Le pianiste russe
Simon Nabatov s’est fait spécialiste de l’évocation en musique d’œuvres littéraires signées de compatriotes chronologiquement éloignés. Après avoir dédié des enregistrements aux poèmes de Joseph Brodsky et au roman « Le maître et Marguerite » de Mikhaïl Boulgakov, c’est au tour du travail de Daniil Kharms, écrivain de la première moitié du 20eme siècle proche de l’esthétique futuriste, de se voir célébré.
Enregistré en octette,
A Few Incidences profite des particularités diverses des musiciens choisis. Le collage assemble ainsi les constructions électroniques de
Cor Fuhler et l’élaboration d’un nouveau langage auquel s’attache le chanteur
Phil Minton, écrasant des onomatopées sur le saxophone d’un
Frank Gratowski à l’affût des directions prises par l’entier groupe (
And That’s All).
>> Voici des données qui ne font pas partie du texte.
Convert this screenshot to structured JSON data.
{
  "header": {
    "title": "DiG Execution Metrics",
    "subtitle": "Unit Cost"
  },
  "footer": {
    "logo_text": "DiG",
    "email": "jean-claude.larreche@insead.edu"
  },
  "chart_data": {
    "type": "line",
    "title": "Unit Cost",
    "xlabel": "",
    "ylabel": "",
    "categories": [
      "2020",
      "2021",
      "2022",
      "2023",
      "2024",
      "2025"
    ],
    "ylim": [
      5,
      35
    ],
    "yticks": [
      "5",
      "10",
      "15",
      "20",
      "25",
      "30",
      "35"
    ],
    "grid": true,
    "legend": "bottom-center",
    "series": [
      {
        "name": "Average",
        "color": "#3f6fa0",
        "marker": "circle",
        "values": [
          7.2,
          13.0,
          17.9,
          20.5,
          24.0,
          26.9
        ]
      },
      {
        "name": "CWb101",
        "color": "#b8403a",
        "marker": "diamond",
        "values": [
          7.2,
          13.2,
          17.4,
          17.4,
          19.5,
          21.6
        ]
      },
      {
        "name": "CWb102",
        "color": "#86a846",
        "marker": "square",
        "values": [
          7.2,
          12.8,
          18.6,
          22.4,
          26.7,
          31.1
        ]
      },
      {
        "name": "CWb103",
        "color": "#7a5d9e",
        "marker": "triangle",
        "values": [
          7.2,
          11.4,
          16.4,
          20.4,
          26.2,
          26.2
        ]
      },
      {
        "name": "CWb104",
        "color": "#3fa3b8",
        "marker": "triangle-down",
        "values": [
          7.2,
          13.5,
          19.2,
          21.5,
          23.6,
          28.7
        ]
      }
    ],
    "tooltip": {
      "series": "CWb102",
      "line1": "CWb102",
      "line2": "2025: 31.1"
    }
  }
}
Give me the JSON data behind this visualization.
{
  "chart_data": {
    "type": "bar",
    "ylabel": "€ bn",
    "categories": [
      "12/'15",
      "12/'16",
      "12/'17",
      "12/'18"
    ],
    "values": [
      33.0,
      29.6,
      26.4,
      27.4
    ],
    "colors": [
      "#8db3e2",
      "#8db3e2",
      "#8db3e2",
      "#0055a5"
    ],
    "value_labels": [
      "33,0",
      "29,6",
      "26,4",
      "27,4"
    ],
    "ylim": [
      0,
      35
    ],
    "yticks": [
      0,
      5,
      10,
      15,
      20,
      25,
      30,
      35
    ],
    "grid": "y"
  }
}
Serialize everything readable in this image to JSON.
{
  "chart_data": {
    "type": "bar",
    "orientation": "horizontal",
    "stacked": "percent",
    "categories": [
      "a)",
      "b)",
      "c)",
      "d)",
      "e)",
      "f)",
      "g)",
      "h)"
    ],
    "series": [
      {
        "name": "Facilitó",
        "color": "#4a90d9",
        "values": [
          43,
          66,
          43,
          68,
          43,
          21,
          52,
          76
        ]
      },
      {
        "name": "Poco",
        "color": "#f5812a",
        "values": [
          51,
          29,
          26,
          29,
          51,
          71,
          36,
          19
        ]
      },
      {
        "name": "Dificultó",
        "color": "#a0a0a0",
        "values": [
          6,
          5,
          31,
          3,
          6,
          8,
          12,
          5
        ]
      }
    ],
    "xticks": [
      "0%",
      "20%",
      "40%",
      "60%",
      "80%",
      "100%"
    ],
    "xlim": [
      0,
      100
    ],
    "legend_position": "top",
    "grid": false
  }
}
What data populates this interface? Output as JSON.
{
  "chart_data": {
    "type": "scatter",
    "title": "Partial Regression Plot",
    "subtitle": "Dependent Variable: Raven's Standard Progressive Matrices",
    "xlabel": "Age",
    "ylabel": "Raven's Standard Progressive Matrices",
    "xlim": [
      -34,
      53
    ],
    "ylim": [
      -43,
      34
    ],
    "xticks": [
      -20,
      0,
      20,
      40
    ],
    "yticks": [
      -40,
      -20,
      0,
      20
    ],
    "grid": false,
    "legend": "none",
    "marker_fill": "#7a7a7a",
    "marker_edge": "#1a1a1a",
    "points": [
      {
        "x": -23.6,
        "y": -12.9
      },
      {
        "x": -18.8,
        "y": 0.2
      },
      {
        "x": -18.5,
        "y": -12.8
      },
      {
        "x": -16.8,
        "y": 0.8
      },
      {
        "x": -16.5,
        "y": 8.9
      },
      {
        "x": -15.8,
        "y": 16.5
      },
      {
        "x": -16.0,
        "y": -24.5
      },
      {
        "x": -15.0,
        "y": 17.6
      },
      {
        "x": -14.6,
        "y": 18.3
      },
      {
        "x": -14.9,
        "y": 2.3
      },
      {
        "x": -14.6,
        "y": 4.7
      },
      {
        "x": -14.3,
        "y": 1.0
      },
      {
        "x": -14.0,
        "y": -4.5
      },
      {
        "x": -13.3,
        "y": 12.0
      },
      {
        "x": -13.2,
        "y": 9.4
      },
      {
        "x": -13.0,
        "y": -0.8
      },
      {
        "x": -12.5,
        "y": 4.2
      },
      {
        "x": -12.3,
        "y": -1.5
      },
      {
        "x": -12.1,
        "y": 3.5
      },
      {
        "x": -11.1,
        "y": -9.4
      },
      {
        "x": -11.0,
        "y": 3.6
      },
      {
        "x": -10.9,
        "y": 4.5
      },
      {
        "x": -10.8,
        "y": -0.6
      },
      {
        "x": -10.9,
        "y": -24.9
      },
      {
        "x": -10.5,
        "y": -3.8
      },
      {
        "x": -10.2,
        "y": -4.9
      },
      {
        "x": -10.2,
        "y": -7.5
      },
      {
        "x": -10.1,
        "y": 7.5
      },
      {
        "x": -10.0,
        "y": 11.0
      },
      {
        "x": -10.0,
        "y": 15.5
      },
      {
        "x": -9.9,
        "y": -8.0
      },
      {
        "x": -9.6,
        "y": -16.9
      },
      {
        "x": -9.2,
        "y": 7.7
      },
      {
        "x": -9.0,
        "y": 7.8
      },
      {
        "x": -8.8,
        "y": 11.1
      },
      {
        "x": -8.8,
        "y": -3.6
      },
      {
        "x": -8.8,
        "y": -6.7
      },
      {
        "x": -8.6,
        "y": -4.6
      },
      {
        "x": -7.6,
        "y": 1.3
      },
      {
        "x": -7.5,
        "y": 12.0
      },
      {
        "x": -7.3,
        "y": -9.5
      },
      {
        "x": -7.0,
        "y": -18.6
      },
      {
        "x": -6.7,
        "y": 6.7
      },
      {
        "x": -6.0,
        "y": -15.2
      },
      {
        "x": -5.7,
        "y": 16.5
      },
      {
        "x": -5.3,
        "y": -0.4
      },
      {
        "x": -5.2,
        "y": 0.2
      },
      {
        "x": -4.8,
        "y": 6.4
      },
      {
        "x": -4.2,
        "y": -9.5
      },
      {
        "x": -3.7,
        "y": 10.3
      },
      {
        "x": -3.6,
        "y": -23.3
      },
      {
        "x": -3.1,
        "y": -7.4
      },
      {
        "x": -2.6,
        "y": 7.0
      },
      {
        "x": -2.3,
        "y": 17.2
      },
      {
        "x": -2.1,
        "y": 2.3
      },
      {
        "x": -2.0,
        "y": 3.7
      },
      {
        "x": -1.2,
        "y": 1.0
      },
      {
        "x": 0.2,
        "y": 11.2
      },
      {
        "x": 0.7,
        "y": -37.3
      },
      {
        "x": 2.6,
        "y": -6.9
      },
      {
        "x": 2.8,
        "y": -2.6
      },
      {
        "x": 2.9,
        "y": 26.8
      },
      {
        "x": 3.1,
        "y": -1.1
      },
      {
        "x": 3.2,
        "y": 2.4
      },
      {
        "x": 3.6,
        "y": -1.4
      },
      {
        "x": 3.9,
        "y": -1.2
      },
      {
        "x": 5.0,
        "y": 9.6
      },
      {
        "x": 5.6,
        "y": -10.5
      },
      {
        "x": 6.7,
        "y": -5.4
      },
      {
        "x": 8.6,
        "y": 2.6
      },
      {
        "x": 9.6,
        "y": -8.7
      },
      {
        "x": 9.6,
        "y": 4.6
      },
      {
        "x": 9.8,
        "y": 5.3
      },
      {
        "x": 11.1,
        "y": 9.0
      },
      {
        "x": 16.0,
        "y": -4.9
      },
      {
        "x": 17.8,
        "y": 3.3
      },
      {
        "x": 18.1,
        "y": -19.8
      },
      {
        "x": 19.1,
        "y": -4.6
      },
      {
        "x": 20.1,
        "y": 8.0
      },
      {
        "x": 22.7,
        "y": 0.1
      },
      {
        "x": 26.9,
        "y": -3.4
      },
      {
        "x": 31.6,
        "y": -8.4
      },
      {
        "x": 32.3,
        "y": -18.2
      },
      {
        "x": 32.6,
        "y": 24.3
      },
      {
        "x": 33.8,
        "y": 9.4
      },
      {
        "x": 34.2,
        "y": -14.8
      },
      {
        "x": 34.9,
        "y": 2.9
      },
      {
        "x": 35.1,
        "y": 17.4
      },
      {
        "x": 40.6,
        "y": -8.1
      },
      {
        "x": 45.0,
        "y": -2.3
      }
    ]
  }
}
Les accents sombres d’un duo trombone / contrebasse ouvrent ensuite
Kalindov, récité bientôt par
Minton, qui établit cette fois un parallèle troublant avec l’
Ursonate de
Schwitters, sur lequel le piano pose un soupçon d’âme russe.
La lecture, toujours, mais plus loin : dans la bouche de
Minton, sur le rythme rapide et théâtral imposé par
Nabatov (
The Plummeting Old Women), ou défendue dans un Russe original, sur
Ivan Ivanych Samovar, poème pour enfant tailladé par les décisions électroniques de
Fuhler. Celles-ci s’opposeront parfois élégamment à l’acoustique prépondérante de l’ensemble, sur une valse extra-terrestre révélant le charme qu’elle trouve à la pop symphonique (
The Start of a Very Nice Summer’s Day) ou le développement d’une cantate folle (
An Encounter).
Au final, l’hétérodoxie russe entraîne dans ses méandres un lyrisme emporté, une rengaine des bas-fonds (
The Red-Haired Man), des combinaisons expérimentales truculentes, et même un peu d’ennui, transformé bientôt en mélancolie sourde (
On Equilibrium). Ménageant toujours le feu et la glace,
A Few Incidences serait une symphonie militaire fredonnée par Bakounine.